Au Guardian : « Il a renouvelé sa demande pour un changement du traité européen sur l’intégration économique, mais a semblé tempérer son appel à une renégociation complète, soulignant qu’il voulait ajouter une clause concernant la croissance économique, qu’elle soit incluse ou non dans le traité. Il a ajouté qu’il reviendrait au Parlement français de ratifier le traité après l’élection, et qu’il ne ferait pas de référendum. »
Déjà, avec Le Bourget et le « pacte de responsabilité, de gouvernance et de croissance », les Bourses devaient trembler. Mais voilà qu’il modère encore sa modération : une petite « clause » mentionnant la croissance, et il sera content…
Ça rappelle des souvenirs. Durant l’été 1997, en effet, Lionel Jospin vient d’entrer à Matignon. Le passage à l’euro, prévoit le programme du PS, ne sera accepté par la France que « sous conditions ». Mais à Amsterdam, les « partenaires » ne font qu’une concession de vocabulaire : « le pacte de stabilité » devient « pacte de stabilité et de croissance ». La gauche plurielle s’est rendue sans combattre – et François Hollande, alors Premier secrétaire de son parti, entérine. « À ce moment-là, m’expliquait l’économiste Jacques Généreux – alors au PS, aujourd’hui au Front de Gauche – la gauche gouverne l’Europe. Treize pays sur quinze ont des socio-démocrates à leur tête, ou sont présents dans des coalitions. À Paris, Lionel Jospin vient d’être élu. Il a fait campagne sur les conditions pour que la France signe un nouveau traité – notamment l’harmonisation sociale, fiscale, etc. Il va à Amsterdam. Il évoque ces conditions. Il se fait renvoyer dans ses buts par ses amis, par des gouvernements du même bord. Et là, malgré tout, il se couche : il accepte de signer. Il présente ça comme un progrès. Ce jour-là, c’est devenu lumineux, parfaitement incontestable : le libéralisme était ancrée dans leurs têtes. »
4 – Pour gagner quoi ?
Au Bourget : « J’ai parlé du Rêve français. Oui, le beau rêve, le rêve que tout au long des siècles, depuis la Révolution française, les citoyens ont caressé, ont porté. Ce rêve de vivre mieux, ce rêve de laisser un monde meilleur, ce rêve du progrès, ce rêve de pouvoir franchir à chaque fois les étapes de l’humanité. C’est ce rêve-là que j’ai voulu de nouveau ré-enchanter. »
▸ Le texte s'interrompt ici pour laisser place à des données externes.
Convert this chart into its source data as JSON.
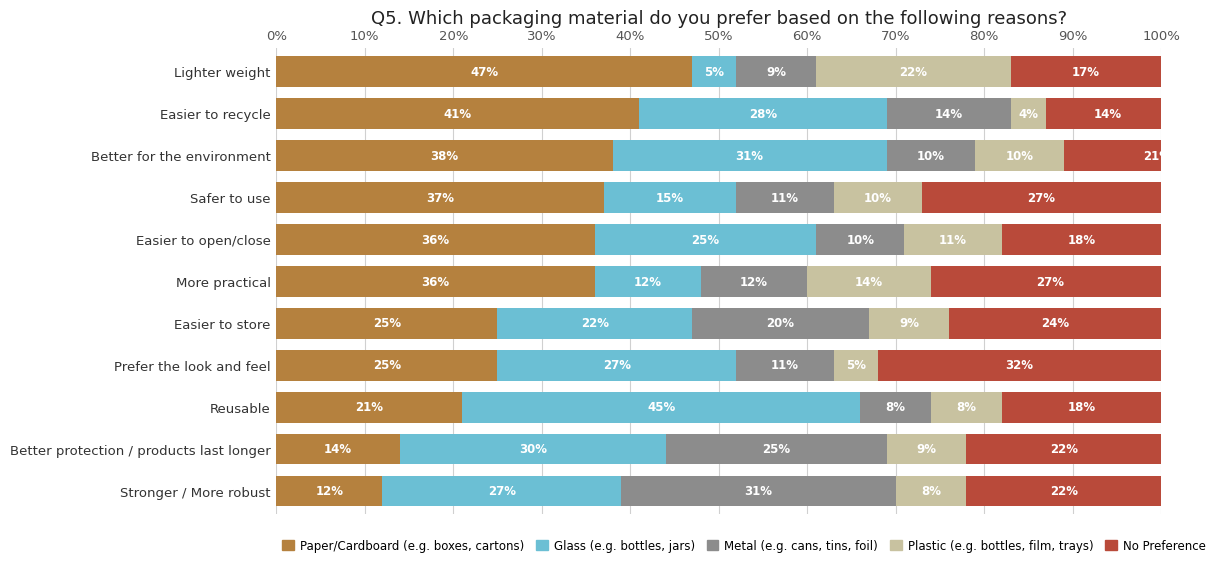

Le Guardian conclut : « Son projet est plus modéré que tous ceux des candidats socialistes avant lui, et ne contient aucune des promesses traditionnelles de gauche d’augmenter le salaire minimum ou les salaires, mais envisage en revanche de freiner le déficit public. » Avec sobriété, voilà un excellent résumé de cette campagne « au centre toute ! ».
Il est désormais certain, et cet article en témoigne, que le candidat socialiste, s’il devenait président, ne prendrait pas la moindre mesure contre son « adversaire » la Finance (suppression des stock-options, taxe sur les mouvements de capitaux, etc.). N’apporterait aucune conquête, ni écologique ni sociale… Sauf si une pression populaire l’exigeait. À nous d’y travailler… en commençant par dévoiler ce véritable programme. C’est-à-dire, pour l’essentiel, sa vacuité.